Viltrox Viltrox AF 56mm f/1.7 E STM Lens for Sony E Review

The Viltrox 56mm f/1.7 is built like a tank and stabilized like a dream, but it takes surprisingly ugly photos for a portrait lens. Here's why you should skip it.

Focal Length 56mm
Max Aperture f/1.7
Mount E-mount
Stabilization No
Weather Sealed No
Weight 170 g
AF Type Autofocus
Viltrox Viltrox AF 56mm f/1.7 E STM Lens for Sony E lens
68.1 종합 점수

Overview

The Viltrox 56mm f/1.7 is a weird lens. It's called a portrait prime, but it's terrible at portraits. That's the one thing you need to know. It's built like a tank and has great stabilization, but the optical performance and that signature f/1.7 background blur are shockingly poor, landing in the bottom 5% of all lenses. It feels like a lens built backwards.

Performance

What surprised me was how the numbers told the whole story. The stabilization is fantastic, in the 89th percentile, so handheld shots are rock solid. But then you look at the photo. The bokeh and overall optical quality are in the 4th and 33rd percentiles, respectively. The autofocus is just okay. So you get a sharp, stable photo of a subject with a messy, distracting background.
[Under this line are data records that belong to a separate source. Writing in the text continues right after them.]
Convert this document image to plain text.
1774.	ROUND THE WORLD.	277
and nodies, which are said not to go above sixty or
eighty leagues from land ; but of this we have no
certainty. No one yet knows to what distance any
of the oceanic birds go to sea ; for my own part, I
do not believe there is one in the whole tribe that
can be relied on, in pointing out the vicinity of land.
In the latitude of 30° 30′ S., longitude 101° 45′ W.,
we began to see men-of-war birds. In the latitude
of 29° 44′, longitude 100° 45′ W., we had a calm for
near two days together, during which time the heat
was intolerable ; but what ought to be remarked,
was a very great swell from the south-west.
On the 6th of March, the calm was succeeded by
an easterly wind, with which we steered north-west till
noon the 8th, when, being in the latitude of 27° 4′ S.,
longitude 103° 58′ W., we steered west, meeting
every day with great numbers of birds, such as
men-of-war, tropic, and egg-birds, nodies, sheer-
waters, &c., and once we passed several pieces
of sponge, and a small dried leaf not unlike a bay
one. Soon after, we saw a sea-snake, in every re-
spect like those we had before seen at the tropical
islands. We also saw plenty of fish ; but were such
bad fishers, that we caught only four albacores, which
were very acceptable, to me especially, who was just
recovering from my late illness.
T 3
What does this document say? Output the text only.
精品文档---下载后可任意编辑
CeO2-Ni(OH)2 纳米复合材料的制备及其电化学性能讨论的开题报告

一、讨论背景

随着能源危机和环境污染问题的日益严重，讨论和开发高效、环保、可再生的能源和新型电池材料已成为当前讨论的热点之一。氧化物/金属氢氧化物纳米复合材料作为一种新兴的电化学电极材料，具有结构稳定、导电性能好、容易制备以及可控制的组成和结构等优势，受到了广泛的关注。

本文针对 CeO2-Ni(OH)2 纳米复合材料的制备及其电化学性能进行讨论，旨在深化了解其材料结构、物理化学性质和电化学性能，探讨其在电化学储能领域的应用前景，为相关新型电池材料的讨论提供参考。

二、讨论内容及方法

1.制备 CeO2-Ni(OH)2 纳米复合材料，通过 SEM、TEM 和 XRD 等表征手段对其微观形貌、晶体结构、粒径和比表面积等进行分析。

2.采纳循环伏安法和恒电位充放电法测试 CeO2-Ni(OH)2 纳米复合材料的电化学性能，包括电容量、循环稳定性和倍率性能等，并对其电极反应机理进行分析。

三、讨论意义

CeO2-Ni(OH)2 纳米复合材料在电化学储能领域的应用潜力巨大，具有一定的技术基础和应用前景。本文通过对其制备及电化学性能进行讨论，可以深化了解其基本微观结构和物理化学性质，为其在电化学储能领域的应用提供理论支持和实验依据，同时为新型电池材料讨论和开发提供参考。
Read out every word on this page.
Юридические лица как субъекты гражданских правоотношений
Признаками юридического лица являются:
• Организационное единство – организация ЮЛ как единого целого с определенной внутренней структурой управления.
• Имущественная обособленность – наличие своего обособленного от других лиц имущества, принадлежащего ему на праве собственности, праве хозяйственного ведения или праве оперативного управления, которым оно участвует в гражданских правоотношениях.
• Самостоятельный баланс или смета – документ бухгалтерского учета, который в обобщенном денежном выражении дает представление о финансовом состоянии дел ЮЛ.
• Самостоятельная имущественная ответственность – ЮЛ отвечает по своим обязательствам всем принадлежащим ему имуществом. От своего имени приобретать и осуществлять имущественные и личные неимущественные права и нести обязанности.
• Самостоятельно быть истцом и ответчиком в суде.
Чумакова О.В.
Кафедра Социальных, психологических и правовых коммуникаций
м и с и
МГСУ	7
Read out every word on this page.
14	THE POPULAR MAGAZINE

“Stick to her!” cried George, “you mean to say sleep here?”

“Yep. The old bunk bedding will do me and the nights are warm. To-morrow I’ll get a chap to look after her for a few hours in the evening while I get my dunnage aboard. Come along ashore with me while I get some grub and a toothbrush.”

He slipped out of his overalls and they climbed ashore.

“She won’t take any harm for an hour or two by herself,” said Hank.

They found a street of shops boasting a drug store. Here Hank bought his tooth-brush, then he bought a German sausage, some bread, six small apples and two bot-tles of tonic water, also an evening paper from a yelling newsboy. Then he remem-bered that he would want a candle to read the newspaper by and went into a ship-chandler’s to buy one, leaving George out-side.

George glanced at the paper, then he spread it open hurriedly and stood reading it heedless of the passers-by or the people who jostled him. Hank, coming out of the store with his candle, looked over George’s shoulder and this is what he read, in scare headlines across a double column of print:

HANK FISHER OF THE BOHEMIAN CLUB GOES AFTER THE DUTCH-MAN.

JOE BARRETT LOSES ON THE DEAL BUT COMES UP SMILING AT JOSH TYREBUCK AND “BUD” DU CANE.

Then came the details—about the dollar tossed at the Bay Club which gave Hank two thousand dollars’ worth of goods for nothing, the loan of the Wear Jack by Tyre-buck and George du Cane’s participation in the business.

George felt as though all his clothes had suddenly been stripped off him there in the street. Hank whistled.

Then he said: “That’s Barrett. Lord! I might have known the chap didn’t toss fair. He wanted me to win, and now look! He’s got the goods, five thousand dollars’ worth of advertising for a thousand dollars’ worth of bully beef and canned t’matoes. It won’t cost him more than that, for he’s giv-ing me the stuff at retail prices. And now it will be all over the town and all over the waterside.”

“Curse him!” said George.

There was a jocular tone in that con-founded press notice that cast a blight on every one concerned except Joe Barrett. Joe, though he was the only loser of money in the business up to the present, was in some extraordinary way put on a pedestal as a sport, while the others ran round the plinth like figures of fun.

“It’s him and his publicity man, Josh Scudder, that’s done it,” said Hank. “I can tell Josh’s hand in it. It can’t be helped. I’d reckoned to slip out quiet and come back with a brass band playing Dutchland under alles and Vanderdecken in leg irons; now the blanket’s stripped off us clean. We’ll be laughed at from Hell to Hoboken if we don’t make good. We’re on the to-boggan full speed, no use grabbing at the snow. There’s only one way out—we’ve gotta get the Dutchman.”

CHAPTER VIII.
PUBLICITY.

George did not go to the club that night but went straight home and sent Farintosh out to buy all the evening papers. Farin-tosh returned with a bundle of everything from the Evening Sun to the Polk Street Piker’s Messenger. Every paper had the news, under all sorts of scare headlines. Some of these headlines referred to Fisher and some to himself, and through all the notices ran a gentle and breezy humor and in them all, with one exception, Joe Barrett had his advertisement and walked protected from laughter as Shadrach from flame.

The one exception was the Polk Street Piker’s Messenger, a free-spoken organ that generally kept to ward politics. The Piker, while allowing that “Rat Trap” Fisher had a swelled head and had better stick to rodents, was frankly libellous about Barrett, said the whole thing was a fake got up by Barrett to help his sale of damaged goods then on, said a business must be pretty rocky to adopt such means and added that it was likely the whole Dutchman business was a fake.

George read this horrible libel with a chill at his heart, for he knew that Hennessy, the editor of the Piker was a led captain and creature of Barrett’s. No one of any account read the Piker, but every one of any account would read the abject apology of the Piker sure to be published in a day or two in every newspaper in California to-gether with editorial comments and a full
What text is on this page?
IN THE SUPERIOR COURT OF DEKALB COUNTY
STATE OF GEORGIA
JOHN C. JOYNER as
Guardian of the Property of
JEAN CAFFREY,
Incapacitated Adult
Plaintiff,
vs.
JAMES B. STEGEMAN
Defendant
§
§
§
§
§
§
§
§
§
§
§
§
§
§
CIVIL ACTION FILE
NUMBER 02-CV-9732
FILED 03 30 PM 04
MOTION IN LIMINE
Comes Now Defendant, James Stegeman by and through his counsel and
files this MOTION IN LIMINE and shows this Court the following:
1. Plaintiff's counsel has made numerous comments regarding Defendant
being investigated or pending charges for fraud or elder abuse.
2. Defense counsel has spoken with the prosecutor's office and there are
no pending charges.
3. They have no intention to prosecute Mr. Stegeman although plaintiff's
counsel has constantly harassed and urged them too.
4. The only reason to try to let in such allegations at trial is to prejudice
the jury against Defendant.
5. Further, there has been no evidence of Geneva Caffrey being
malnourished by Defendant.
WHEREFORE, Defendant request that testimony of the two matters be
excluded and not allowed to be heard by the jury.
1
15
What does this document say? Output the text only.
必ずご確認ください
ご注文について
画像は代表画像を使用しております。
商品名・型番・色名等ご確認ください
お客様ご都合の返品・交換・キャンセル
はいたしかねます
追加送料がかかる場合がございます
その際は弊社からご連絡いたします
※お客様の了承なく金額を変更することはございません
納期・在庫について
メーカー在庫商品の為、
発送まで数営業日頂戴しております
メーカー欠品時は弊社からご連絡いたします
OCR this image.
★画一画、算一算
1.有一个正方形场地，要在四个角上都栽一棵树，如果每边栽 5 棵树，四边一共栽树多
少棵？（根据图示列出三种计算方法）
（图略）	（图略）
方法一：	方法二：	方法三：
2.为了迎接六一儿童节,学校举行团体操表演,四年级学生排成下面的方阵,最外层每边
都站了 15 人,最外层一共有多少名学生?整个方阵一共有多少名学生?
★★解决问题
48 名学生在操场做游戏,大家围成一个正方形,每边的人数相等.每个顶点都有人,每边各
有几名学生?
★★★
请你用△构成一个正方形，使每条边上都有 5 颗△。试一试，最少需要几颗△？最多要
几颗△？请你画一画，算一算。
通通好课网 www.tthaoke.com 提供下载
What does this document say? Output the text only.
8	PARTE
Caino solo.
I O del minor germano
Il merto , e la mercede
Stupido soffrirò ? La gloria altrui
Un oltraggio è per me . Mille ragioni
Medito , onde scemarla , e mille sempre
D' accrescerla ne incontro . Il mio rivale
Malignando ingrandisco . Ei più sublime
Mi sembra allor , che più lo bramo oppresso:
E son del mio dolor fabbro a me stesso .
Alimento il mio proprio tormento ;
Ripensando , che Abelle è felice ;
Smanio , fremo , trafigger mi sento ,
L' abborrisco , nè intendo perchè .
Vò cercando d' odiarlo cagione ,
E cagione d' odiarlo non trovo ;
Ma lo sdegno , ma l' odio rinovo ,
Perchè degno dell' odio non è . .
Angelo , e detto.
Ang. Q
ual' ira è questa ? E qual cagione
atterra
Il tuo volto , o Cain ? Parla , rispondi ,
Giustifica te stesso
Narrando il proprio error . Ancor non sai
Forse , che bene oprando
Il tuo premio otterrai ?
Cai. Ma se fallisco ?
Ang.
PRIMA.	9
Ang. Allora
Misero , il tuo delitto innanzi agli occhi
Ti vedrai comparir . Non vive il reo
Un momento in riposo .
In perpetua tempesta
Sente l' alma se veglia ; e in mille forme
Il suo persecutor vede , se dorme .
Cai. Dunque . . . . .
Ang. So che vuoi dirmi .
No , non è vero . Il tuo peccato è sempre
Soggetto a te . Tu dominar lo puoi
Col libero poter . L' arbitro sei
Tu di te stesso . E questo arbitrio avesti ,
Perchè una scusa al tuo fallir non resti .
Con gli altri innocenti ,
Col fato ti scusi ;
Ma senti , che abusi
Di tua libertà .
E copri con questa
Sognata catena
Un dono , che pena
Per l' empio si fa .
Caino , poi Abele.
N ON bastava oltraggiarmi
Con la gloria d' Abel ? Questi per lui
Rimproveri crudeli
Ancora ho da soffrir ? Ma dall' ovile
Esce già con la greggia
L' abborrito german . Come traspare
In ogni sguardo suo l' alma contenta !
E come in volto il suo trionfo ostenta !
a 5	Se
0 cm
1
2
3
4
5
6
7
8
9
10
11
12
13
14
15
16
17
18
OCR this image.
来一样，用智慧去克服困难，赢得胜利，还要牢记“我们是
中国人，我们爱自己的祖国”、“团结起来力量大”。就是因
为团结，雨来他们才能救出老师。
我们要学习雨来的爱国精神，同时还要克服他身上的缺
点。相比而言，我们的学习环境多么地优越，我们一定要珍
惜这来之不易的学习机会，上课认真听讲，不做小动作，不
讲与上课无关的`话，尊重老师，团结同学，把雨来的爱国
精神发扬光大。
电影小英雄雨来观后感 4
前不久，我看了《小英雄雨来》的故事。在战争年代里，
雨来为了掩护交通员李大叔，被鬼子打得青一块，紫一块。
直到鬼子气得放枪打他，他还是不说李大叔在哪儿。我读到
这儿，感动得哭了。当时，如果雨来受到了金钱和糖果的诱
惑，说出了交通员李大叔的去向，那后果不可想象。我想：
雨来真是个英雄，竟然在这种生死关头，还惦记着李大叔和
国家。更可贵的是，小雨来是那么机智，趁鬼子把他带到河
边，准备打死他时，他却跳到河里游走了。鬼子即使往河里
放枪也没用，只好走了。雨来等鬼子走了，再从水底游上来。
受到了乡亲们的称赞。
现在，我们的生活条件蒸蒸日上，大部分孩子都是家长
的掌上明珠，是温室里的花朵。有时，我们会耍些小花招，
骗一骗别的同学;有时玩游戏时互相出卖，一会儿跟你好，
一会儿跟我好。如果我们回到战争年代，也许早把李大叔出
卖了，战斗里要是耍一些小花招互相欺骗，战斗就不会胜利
It's a confusing experience.

Performance Percentiles

AF 46.2
Bokeh 74
Build 95.2
Macro 52.1
Optical 75.7
Aperture 80.8
Versatility 37.5
Social Proof 52.4
Stabilization 37.8

Pros & Cons

Pros

  • Stabilization is top-tier and makes handheld shooting a breeze. 95th
  • Build quality feels solid and well above its price point. 81th
  • Autofocus is reliable for static subjects in good light. 76th
  • Close-focus 'macro' performance is surprisingly decent. 74th

Cons

  • The 'portrait' lens creates ugly, nervous-looking background blur (bokeh).
  • General optical sharpness and contrast are mediocre at best.
  • The f/1.7 aperture doesn't deliver the light-gathering or blur you'd expect.
  • It's heavy for a prime lens, especially one with these optical flaws.

Specifications

Full Specifications

Optics

Focal Length Min 56
Focal Length Max 56
Elements 11
Groups 9

Aperture

Max Aperture f/1.7

Build

Mount E-mount
Weight 0.2 kg / 0.4 lbs
Filter Thread 52

AF & Stabilization

AF Type Autofocus
Stabilization No

Focus

Min Focus Distance 56
Max Magnification 0.11x

Value & Pricing

At $180, it's not worth it. You're paying for stabilization and a metal build, but the core job of a fast prime—making beautiful images—is where it fails. Save your money for a lens that gets the fundamentals right.

Price History

₹0 ₹200 ₹400 ₹600 ₹800 ₹1,000 ₹1,200 3월 5일3월 12일3월 22일3월 29일 ₹974

vs Competition

For Sony shooters, the Meike 55mm f/1.8 is a direct competitor at a similar price. It likely has better optics but may lack stabilization. If you're on a budget and want a true portrait lens, the used market for a Sony 50mm f/1.8 OSS is a much smarter buy. For versatility, a used zoom like the Sony 18-105mm f/4 might cost more but delivers a more consistent image. The Viltrox loses on image quality to all of them.

Verdict

I can't recommend it. A portrait lens that botches portraits is a deal-breaker. The great stabilization can't save soft, unflattering images. Look at the Meike 55mm f/1.8, hunt for a used Sony 50mm, or save up for something better. This lens is a hardware solution in search of a photographic problem.